Start it on a high heat. Once it starts a rolling boil, add the raw vegetables and cook on reduced heat (low medium).
Cook till all the ingredients reach the consistency of a stew/soup.
In a bowl, mix the corn starch in ¼ cup of cold water. Take a cupful of the hot soup and mix it slowly with the corn starch, stirring constantly so that the mixture does not get lumpy.
Pour this corn starch mixture in the main pot, constantly stirring to avoid the lumps in the soup.

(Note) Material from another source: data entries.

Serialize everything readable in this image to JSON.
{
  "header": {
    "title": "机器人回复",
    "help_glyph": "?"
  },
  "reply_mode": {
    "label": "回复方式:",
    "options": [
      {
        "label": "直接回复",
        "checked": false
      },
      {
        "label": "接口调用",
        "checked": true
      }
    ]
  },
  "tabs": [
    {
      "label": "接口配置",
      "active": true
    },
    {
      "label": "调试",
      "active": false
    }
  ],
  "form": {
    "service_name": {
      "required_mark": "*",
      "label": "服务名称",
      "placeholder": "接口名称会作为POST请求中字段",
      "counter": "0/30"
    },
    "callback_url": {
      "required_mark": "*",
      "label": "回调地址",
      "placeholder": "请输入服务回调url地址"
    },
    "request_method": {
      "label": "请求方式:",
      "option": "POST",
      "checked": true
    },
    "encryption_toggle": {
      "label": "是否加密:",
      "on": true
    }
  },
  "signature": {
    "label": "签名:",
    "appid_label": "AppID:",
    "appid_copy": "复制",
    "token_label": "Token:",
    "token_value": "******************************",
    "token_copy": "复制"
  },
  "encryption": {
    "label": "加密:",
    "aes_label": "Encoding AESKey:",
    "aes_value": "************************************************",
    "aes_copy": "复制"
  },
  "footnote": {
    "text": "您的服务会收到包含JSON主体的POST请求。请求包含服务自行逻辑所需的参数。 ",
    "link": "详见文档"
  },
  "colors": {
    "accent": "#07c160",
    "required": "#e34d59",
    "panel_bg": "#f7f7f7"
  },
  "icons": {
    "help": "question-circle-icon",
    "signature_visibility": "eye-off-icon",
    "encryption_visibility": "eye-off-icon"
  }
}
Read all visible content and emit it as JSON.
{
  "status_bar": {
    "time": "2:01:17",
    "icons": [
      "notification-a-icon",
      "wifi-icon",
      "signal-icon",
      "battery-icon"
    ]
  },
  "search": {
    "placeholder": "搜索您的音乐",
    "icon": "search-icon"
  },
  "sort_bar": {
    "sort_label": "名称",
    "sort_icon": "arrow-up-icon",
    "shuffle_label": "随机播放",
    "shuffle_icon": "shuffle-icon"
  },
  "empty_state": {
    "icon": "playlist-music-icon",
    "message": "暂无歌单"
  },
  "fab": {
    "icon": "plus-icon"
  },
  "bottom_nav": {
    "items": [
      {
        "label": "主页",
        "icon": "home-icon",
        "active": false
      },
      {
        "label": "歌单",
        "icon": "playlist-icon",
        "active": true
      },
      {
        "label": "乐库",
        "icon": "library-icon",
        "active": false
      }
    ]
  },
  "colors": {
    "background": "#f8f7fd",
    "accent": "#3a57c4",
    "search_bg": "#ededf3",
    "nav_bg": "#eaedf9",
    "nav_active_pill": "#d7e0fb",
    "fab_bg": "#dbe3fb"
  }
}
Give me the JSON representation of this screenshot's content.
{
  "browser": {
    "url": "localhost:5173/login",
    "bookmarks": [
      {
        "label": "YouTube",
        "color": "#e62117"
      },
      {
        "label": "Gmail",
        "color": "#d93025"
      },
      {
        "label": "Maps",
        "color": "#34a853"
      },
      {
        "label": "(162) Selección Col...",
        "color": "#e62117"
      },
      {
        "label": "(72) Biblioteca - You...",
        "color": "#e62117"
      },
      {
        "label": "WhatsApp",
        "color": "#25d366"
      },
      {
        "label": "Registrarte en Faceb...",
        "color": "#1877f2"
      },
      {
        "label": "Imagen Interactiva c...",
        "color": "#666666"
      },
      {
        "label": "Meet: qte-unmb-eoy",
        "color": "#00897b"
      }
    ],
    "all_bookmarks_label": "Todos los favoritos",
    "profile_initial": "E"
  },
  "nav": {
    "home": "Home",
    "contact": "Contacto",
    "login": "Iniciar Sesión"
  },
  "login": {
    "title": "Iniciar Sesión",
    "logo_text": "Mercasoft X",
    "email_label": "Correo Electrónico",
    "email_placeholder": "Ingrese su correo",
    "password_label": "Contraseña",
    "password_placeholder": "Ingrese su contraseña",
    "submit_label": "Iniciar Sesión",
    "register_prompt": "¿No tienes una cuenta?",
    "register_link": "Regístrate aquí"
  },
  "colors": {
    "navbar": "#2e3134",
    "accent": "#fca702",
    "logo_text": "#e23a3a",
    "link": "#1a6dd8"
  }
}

Garnish with parsley or cilantro (each serving bowl or the whole pot of soup). Add a spoonful of butter (cream cheese or feta cheese, as desired). Serve hot with toasted garlic bread or croutons of your choice.
Tips
The beauty of preparing the Witches’ Brew is that any left over veggies can be used – added or substituted. Okro (Ladies’ Fingers) is the only vegetable to be avoided as it draws.
Ground meat can be added at any stage of the cooking for the non-vegetarians. Just brown the ground meat in a fry-pan before adding to the soup mixture and let it simmer along with all the other ingredients.
Left-over chicken, cut into small pieces, from an earlier meal can be added. Add at any stage of the cooking and simmer it in the soup.
If some of the vegetables that are to be used in the brew are frozen and some are fresh, then add them to the cooking brew at different intervals. Frozen vegetables, like beans & peas, may be added 5-7 minutes before the brew is ready. All the raw vegetables need to be added initially along with the starter ingredients together.